I recently wrote a poem about Katsushika Hokusai’s great wave:
"off Kanagawa" a woodblock print nicely colored and wonderful to look at.
In the poem I mention the waves of my childhood beach
called “Horseneck” beach and how the waves were
"wetter" than Hokusai’s wave which is understandable.
but within the poem, the Horseneck waves were as dry as Hokusai's wave.

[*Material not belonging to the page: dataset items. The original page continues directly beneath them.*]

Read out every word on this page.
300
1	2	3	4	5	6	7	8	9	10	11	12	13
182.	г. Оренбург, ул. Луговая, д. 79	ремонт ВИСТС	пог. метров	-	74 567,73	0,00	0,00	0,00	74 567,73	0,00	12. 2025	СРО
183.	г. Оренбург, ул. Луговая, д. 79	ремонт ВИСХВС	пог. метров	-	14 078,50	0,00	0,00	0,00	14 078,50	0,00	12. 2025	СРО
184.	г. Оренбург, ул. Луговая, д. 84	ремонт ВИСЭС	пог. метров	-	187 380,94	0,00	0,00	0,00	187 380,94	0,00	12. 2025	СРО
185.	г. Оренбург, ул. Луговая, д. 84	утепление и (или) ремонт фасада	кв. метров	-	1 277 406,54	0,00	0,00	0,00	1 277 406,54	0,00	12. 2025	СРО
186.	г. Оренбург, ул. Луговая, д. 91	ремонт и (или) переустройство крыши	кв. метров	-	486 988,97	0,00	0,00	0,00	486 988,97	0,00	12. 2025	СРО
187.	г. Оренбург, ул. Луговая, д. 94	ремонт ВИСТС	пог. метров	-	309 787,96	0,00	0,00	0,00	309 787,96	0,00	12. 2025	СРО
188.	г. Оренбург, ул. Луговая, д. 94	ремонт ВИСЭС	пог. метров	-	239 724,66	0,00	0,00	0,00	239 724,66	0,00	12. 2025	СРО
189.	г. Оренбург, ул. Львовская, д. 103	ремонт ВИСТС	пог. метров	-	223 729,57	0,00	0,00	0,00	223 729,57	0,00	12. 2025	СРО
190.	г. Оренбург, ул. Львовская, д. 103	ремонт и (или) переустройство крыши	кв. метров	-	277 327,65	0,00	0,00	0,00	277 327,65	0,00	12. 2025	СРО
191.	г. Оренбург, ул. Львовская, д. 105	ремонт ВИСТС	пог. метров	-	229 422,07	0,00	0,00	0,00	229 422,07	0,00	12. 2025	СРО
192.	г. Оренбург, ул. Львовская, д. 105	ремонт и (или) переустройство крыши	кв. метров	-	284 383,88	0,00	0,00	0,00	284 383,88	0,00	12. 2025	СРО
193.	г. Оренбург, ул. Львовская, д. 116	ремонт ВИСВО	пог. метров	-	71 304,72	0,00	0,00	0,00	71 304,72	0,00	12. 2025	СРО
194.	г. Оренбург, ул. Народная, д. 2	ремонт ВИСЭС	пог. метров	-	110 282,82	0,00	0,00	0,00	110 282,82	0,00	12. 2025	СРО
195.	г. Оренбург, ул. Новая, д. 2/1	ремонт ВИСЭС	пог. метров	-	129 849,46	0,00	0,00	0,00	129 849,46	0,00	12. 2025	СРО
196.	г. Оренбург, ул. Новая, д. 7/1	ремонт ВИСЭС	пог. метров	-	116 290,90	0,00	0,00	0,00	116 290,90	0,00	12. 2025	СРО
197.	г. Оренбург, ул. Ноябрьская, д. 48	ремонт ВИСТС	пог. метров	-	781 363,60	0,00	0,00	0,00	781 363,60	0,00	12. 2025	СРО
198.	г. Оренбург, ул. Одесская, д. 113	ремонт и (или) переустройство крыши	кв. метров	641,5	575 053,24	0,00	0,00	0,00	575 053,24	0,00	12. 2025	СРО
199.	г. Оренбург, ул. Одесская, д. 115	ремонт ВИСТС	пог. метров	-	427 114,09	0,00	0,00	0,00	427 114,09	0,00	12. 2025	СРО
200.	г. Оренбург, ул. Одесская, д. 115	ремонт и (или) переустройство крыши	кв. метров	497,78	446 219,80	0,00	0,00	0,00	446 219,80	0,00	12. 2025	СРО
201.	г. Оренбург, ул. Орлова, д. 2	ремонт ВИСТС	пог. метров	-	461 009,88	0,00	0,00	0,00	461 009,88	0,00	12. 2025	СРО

I also mentioned Horesneck surfers as a fill-in to the poem where
they really didn’t belong.
but their presence within the poem got me thinking about motion,
about what moves us from one place to another.
Hokusai’s tremendous wave holds a couple of long boats
paddling into it. these are “Oshiokuri-Bune” boats,
fishing barges, each holding a dozen or so oarsmen.
the boats are intended to move forward as the sea moves below them
and against them as the rowers struggle to move against the wave.
this is unlike the movement of an escalator going up with multiple
riders as the escalator moves them, but on the escalator nobody paddles.
inside the busy Buick Roadmaster, the mechanisms of the machine
move it forward but the road lays motionless and flat beneath it
just like the paper holding Hokusai’s wood-block wave print.
when I'm gone the ash will be motionless but it will turn with the Earth.